Known as the paired organs that are responsible Kidney Sizefor the production of urine, the kidneys are important to the basic and secondary functions of the urinary system. Some of the functions of these parts are the acid-base balance, the regulation of electrolytes as well as the regulation of the blood pressure. In addition to these, the kidneys are essential to hormone production like renin and vitamin D. The kidney size increases through time and until a person reaches maturation. To know more about the average size of this body part, below are some information that can help us assess the average dimensions of kidneys.

The Size of the Kidney

What is the average kidney size? The development or increase in the size of this organ stops at the age of 25 or 26. When the kidney stops to increase in size, the average length usually reaches 12 centimeters while the breadth is approximately 6 centimeters. The mean thickness of this body part is around 3 centimeters. The mean weight of a kidney is 120 grams to 150 grams. With these dimensions, any decrease in the kidney size is abnormal. However, the size of a kidney can still grow after maturation. This can happen if one of the kidneys was removed. The remaining kidney increases to compensate the functions of the other kidney.

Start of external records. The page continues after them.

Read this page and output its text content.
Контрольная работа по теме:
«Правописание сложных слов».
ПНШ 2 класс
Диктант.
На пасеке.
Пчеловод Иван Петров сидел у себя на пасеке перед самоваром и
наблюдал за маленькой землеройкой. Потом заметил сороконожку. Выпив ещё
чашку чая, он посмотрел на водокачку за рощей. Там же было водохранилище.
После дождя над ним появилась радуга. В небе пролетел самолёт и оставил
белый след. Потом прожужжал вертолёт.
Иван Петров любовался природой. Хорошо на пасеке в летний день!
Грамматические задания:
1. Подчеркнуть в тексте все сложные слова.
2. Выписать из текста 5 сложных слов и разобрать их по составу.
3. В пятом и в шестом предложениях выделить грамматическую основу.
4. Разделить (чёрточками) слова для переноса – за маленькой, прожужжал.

The normal size of the kidney is the human fist size. There are some factors that can affect the abnormal growth in size. One of the factors is the growth or development of cysts in the organ. When cysts start to develop, the kidney can grow as big as a football. In addition, the weight can reach 38 pounds.

Another factor that affects the size of the body part is gender. The kidney size of females is usually smaller than males. Moreover, regardless of gender, the left kidney is larger than the right kidney. A decrease in the size can be caused by decreased level of blood supply.

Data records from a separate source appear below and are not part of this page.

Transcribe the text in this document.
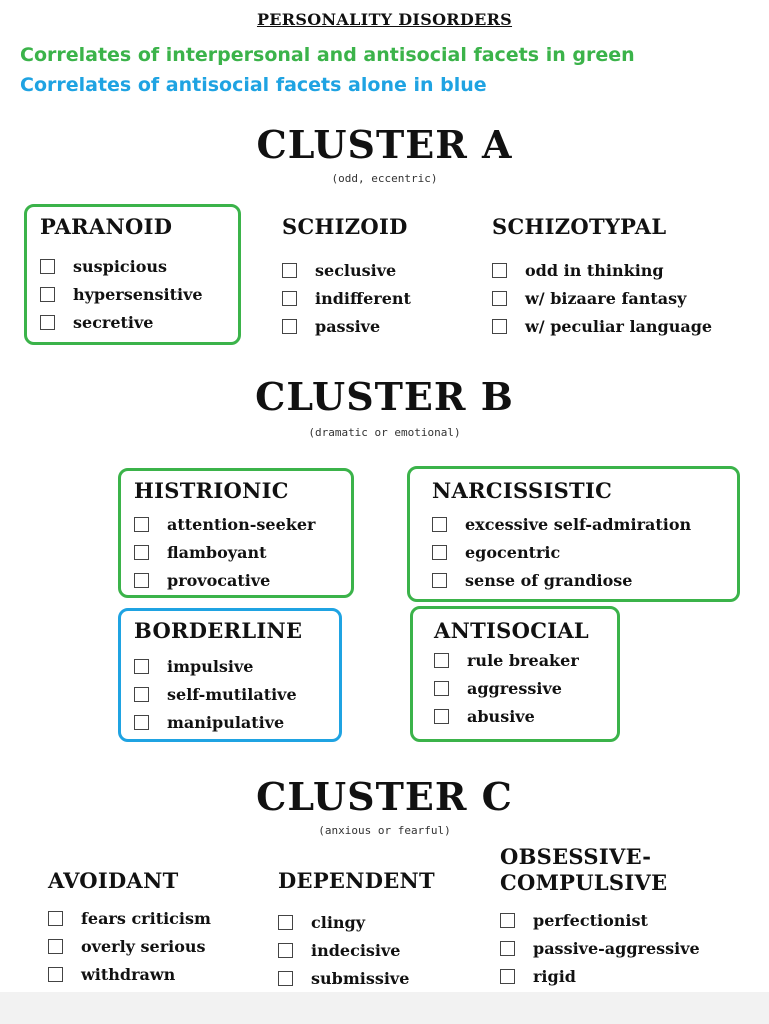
PERSONALITY DISORDERS
Correlates of interpersonal and antisocial facets in green
Correlates of antisocial facets alone in blue
CLUSTER A
(odd, eccentric)
PARANOID
suspicious
hypersensitive
secretive
SCHIZOID
seclusive
indifferent
passive
SCHIZOTYPAL
odd in thinking
w/ bizaare fantasy
w/ peculiar language
CLUSTER B
(dramatic or emotional)
HISTRIONIC
attention-seeker
flamboyant
provocative
NARCISSISTIC
excessive self-admiration
egocentric
sense of grandiose
BORDERLINE
impulsive
self-mutilative
manipulative
ANTISOCIAL
rule breaker
aggressive
abusive
CLUSTER C
(anxious or fearful)
AVOIDANT
fears criticism
overly serious
withdrawn
DEPENDENT
clingy
indecisive
submissive
OBSESSIVE-
COMPULSIVE
perfectionist
passive-aggressive
rigid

Additional Facts and Other Interesting Details

Aside from gender, age and race, the kidney size can also be affected by the presence of some diseases or illnesses. Examples of diseases that can affect the size of the organ are the multicystic dysplastic kidney, renal dysplasia, renal agenesis, lupus nephritis and minimal change disease. In addition to these, acquired illnesses like diabetic nephrophaty, glomerulonephritis, interstitial nephritis, renal cell carcinoma and Wilms tumor also have effects on the dimensions of this body part.